After a decade of lagging performance, dividends are expected to make a comeback in the market. Bank of America anticipates that the contribution of dividends to total market returns will be significantly higher in the coming years. Equity and quant strategist Savita Subramanian notes that dividend stocks have underperformed, with the Schwab U.S. Dividend Equity ETF returning only 8% year to date, compared to the S & P 500’s 17% gain. As the Federal Reserve gears up to decrease rates and bond yields decline, investors are likely to turn to dividend-paying stocks.

Bank of America advises investors to be cautious when seeking out high-yield stocks. Subramanian emphasizes the importance of focusing on dividend-paying stocks with above-market yields that are secure and not overly stretched. To identify potential stocks, Subramanian screened the Russell 1000 and divided it into quintiles based on trailing dividend yield. She recommends targeting stocks from the second-highest tranche to avoid distressed companies that may move into the highest dividend yield group if prices drop.

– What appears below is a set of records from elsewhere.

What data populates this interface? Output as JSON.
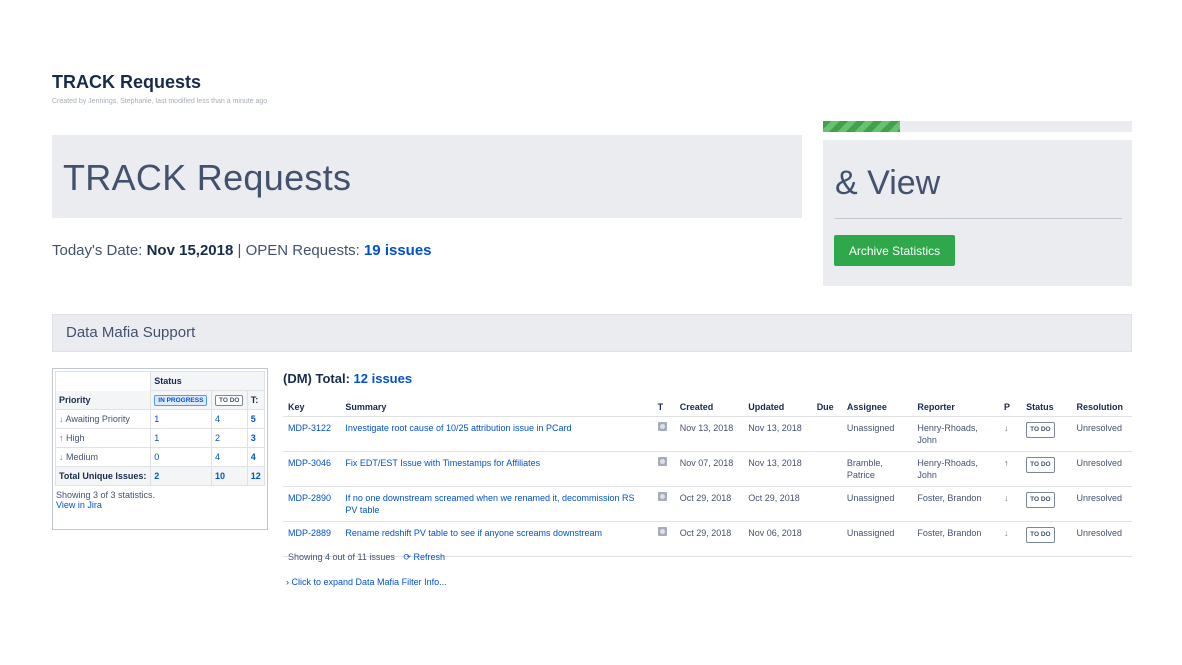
{
  "page": {
    "title": "TRACK Requests",
    "byline": "Created by Jennings, Stephanie, last modified less than a minute ago"
  },
  "hero": {
    "title": "TRACK Requests"
  },
  "progress": {
    "fraction": 0.25,
    "color": "#3ea24b"
  },
  "side_panel": {
    "title": "& View",
    "button_label": "Archive Statistics"
  },
  "date_line": {
    "date_label": "Today's Date:",
    "date_value": "Nov 15,2018",
    "separator": "|",
    "open_label": "OPEN Requests:",
    "open_value": "19 issues"
  },
  "section": {
    "title": "Data Mafia Support"
  },
  "stats": {
    "status_header": "Status",
    "priority_header": "Priority",
    "columns": [
      "IN PROGRESS",
      "TO DO",
      "T:"
    ],
    "rows": [
      {
        "label": "Awaiting Priority",
        "arrow": "↓",
        "values": [
          "1",
          "4",
          "5"
        ]
      },
      {
        "label": "High",
        "arrow": "↑",
        "values": [
          "1",
          "2",
          "3"
        ]
      },
      {
        "label": "Medium",
        "arrow": "↓",
        "values": [
          "0",
          "4",
          "4"
        ]
      }
    ],
    "total_label": "Total Unique Issues:",
    "totals": [
      "2",
      "10",
      "12"
    ],
    "showing": "Showing 3 of 3 statistics.",
    "view_link": "View in Jira"
  },
  "issues": {
    "total_label": "(DM) Total:",
    "total_value": "12 issues",
    "columns": [
      "Key",
      "Summary",
      "T",
      "Created",
      "Updated",
      "Due",
      "Assignee",
      "Reporter",
      "P",
      "Status",
      "Resolution"
    ],
    "rows": [
      {
        "key": "MDP-3122",
        "summary": "Investigate root cause of 10/25 attribution issue in PCard",
        "created": "Nov 13, 2018",
        "updated": "Nov 13, 2018",
        "due": "",
        "assignee": "Unassigned",
        "reporter": "Henry-Rhoads, John",
        "priority": "↓",
        "status": "TO DO",
        "resolution": "Unresolved"
      },
      {
        "key": "MDP-3046",
        "summary": "Fix EDT/EST Issue with Timestamps for Affiliates",
        "created": "Nov 07, 2018",
        "updated": "Nov 13, 2018",
        "due": "",
        "assignee": "Bramble, Patrice",
        "reporter": "Henry-Rhoads, John",
        "priority": "↑",
        "status": "TO DO",
        "resolution": "Unresolved"
      },
      {
        "key": "MDP-2890",
        "summary": "If no one downstream screamed when we renamed it, decommission RS PV table",
        "created": "Oct 29, 2018",
        "updated": "Oct 29, 2018",
        "due": "",
        "assignee": "Unassigned",
        "reporter": "Foster, Brandon",
        "priority": "↓",
        "status": "TO DO",
        "resolution": "Unresolved"
      },
      {
        "key": "MDP-2889",
        "summary": "Rename redshift PV table to see if anyone screams downstream",
        "created": "Oct 29, 2018",
        "updated": "Nov 06, 2018",
        "due": "",
        "assignee": "Unassigned",
        "reporter": "Foster, Brandon",
        "priority": "↓",
        "status": "TO DO",
        "resolution": "Unresolved"
      }
    ],
    "showing": "Showing 4 out of 11 issues",
    "refresh_label": "Refresh",
    "expand_link": "Click to expand Data Mafia Filter Info..."
  },
  "colors": {
    "accent": "#0052cc",
    "button": "#2ea84a",
    "panel": "#ebecf0"
  },
  "icons": {
    "type": "task-icon",
    "refresh": "refresh-icon",
    "expand": "chevron-right-icon"
  }
}
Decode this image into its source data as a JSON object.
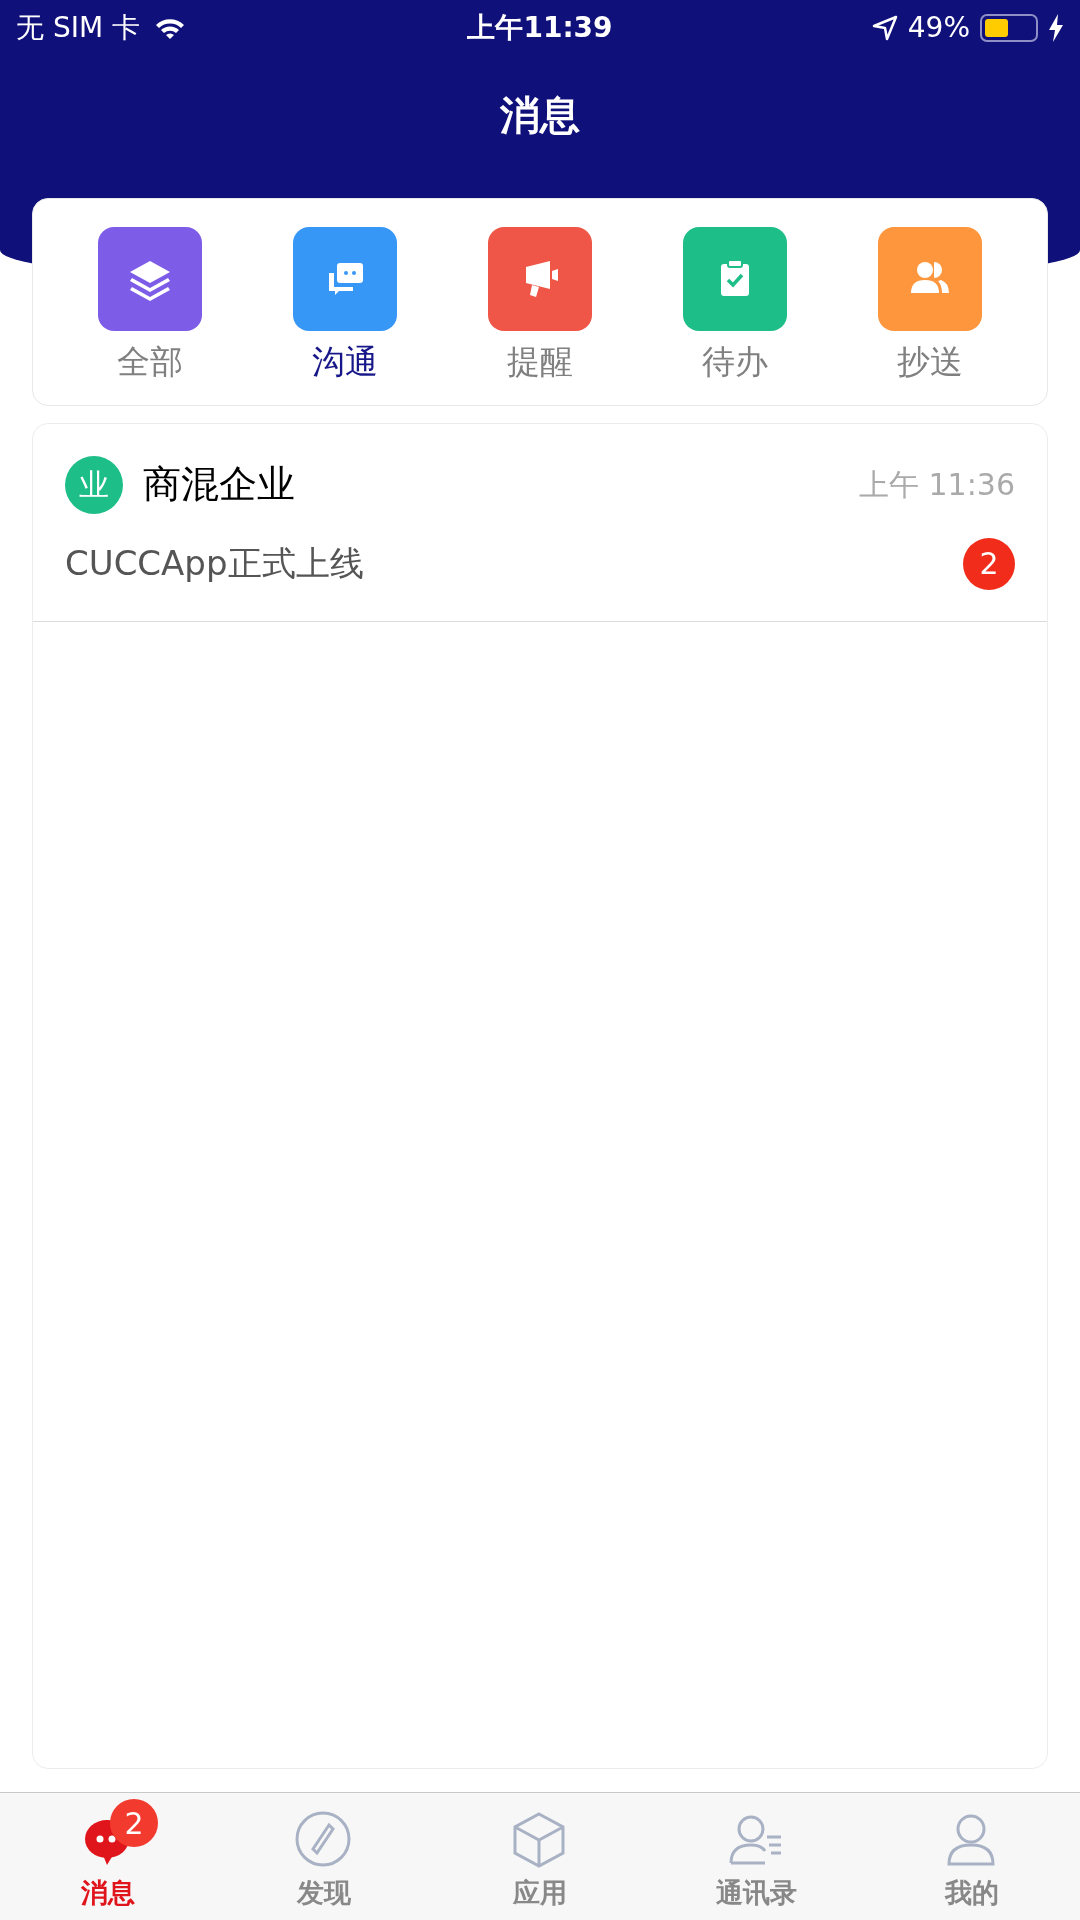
{
  "status_bar": {
    "carrier": "无 SIM 卡",
    "time": "上午11:39",
    "battery": "49%"
  },
  "header": {
    "title": "消息"
  },
  "categories": [
    {
      "label": "全部",
      "kind": "layers",
      "color": "#7d5ce8",
      "selected": false
    },
    {
      "label": "沟通",
      "kind": "chat",
      "color": "#3797f7",
      "selected": true
    },
    {
      "label": "提醒",
      "kind": "horn",
      "color": "#ef5647",
      "selected": false
    },
    {
      "label": "待办",
      "kind": "clipboard",
      "color": "#1dbe87",
      "selected": false
    },
    {
      "label": "抄送",
      "kind": "people",
      "color": "#fd963d",
      "selected": false
    }
  ],
  "messages": [
    {
      "avatar": "业",
      "name": "商混企业",
      "time": "上午 11:36",
      "preview": "CUCCApp正式上线",
      "unread": "2"
    }
  ],
  "bottom_tabs": [
    {
      "label": "消息",
      "kind": "chat",
      "selected": true,
      "badge": "2"
    },
    {
      "label": "发现",
      "kind": "compass",
      "selected": false
    },
    {
      "label": "应用",
      "kind": "box",
      "selected": false
    },
    {
      "label": "通讯录",
      "kind": "contacts",
      "selected": false
    },
    {
      "label": "我的",
      "kind": "person",
      "selected": false
    }
  ]
}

Among the stocks highlighted by Bank of America for August is PNC Financial Services, which currently yields 3.69% and has seen a 12% increase in value year to date. Analyst Ebrahim Poonawala recently upgraded the stock to buy from neutral, citing its stable performance and growth potential. Information technology giant IBM is also on the list, boasting an impressive dividend yield of 3.41% and a significant uptick in stock price so far this year. Another notable mention is utilities company PPL, which offers a 3.27% dividend yield and has gained 16% year to date.

While utilities have seen positive growth this year, the real estate sector has struggled, with the S & P real estate sector up only 4.8% year to date. However, real estate investment trust Ventas has defied expectations with an 18% gain and a 3.05% dividend yield. With a portfolio that includes senior housing communities, Ventas is poised to benefit from the aging population, as the last of the baby boomers are set to turn 65 in 2030 according to the U.S. Census Bureau.

While dividends are expected to play a more significant role in market returns in the coming years, investors must exercise caution and focus on quality over yield. By carefully selecting dividend-paying stocks that offer stability and growth potential, investors can position themselves for long-term success in an ever-changing market landscape.